Good personal financial plans involve personal savings plans, such as 401(k) accounts, 529s, and emergency funds. Some of these terms can be confusing, especially because they are often named after sections of tax code. Following are some of the most common personal savings terms.
A 401(k) is a type of retirement savings plan that you may have access to through your employer. Contributions to 401(k) plans are made pretax up to the government specified limit and can be matched if the employer chooses to do so.

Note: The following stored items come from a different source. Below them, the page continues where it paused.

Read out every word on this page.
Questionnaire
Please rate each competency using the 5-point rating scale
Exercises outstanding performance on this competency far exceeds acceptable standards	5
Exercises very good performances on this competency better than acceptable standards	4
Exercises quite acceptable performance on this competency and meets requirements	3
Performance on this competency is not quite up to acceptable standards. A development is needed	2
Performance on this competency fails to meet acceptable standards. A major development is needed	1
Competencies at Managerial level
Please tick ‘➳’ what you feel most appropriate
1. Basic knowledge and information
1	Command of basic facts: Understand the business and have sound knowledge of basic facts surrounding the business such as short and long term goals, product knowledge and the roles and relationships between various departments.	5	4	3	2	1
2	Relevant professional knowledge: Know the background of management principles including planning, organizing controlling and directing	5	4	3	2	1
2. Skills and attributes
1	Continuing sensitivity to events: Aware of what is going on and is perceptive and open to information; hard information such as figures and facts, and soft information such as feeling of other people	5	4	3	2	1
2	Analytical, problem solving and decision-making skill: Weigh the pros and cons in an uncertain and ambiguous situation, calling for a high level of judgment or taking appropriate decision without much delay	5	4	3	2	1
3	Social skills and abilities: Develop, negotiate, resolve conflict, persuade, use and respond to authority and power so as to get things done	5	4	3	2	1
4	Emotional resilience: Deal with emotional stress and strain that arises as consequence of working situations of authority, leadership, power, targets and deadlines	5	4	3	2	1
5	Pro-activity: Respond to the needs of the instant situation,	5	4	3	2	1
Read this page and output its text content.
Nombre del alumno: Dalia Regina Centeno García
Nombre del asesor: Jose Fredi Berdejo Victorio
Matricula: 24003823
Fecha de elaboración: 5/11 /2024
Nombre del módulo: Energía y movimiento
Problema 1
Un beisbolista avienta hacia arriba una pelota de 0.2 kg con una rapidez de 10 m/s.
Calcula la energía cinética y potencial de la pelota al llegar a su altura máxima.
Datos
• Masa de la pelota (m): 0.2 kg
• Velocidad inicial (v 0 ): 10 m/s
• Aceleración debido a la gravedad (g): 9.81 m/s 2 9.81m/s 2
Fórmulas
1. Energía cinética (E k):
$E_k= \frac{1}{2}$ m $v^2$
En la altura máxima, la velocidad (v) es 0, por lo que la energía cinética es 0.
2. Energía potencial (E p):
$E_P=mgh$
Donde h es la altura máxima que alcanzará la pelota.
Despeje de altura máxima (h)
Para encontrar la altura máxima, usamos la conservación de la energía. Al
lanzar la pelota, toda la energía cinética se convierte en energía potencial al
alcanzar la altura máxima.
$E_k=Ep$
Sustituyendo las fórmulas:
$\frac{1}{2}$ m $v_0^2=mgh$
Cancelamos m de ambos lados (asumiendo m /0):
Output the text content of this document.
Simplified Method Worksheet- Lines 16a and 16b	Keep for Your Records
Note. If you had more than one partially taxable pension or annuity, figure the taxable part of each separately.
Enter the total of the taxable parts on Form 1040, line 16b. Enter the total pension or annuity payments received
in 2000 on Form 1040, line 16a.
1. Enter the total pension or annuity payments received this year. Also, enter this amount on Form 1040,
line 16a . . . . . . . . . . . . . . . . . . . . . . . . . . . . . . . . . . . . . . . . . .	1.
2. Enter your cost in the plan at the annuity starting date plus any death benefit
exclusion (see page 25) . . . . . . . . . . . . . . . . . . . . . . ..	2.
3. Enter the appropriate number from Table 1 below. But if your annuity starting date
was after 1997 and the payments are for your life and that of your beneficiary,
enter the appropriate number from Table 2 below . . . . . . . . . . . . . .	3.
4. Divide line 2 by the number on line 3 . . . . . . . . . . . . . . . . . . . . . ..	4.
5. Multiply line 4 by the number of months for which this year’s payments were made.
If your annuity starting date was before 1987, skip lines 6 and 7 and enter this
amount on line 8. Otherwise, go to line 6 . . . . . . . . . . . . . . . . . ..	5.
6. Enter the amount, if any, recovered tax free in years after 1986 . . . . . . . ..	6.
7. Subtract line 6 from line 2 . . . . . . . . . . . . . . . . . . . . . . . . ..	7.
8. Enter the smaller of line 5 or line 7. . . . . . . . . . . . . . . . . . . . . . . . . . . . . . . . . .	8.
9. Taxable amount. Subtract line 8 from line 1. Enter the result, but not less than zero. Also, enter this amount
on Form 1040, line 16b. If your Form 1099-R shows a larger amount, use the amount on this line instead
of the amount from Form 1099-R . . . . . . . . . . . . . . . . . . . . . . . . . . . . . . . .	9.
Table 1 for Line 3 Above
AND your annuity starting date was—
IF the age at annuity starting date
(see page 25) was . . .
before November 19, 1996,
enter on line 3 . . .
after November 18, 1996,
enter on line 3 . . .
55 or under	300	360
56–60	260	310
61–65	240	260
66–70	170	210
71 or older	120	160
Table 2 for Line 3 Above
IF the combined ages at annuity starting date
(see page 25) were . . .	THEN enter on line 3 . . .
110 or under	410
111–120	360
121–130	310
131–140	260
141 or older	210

A 403(b) is a similar type of account to a 401(k), but is for employees of nonprofits, schools, government agencies, and churches. While for profit employers can only have one 401(k) provider, with a 403(b), nonprofits can have multiple providers. Therefore, employees of nonprofits generally have more choices available to them. However, 403(b) plans typically have fewer investment options. Contributions to a 403(b) are made pretax up to the government specified limit and can be matched if the employer chooses to do so.
A 529 account is a savings account for college savings. Contributions are typically made on a post-tax basis, although some states do offer tax breaks for state taxes on such pre-tax contributions. Interest and dividends accrue tax free until the funds are withdrawn.
An emergency fund is a savings fund that all consumers should have. Generally recommended to contain about 3-6 months of income, an emergency fund is used to help in the case of a financial setback such as medical expenses or expensive car repairs.
FDIC (Federal Deposit Insurance Corporation) insurance guarantees deposits (up to the current limit of $250,000) made to member banks.
An IRA (individual retirement account) is an account you can open with a brokerage firm for your retirement savings. Each year, the government specifies a limit of contributions you can make on a pre-tax basis.
Retirement assets are savings of individuals specifically set aside for use in retirement. Many retirement assets grow on a tax-deferred basis.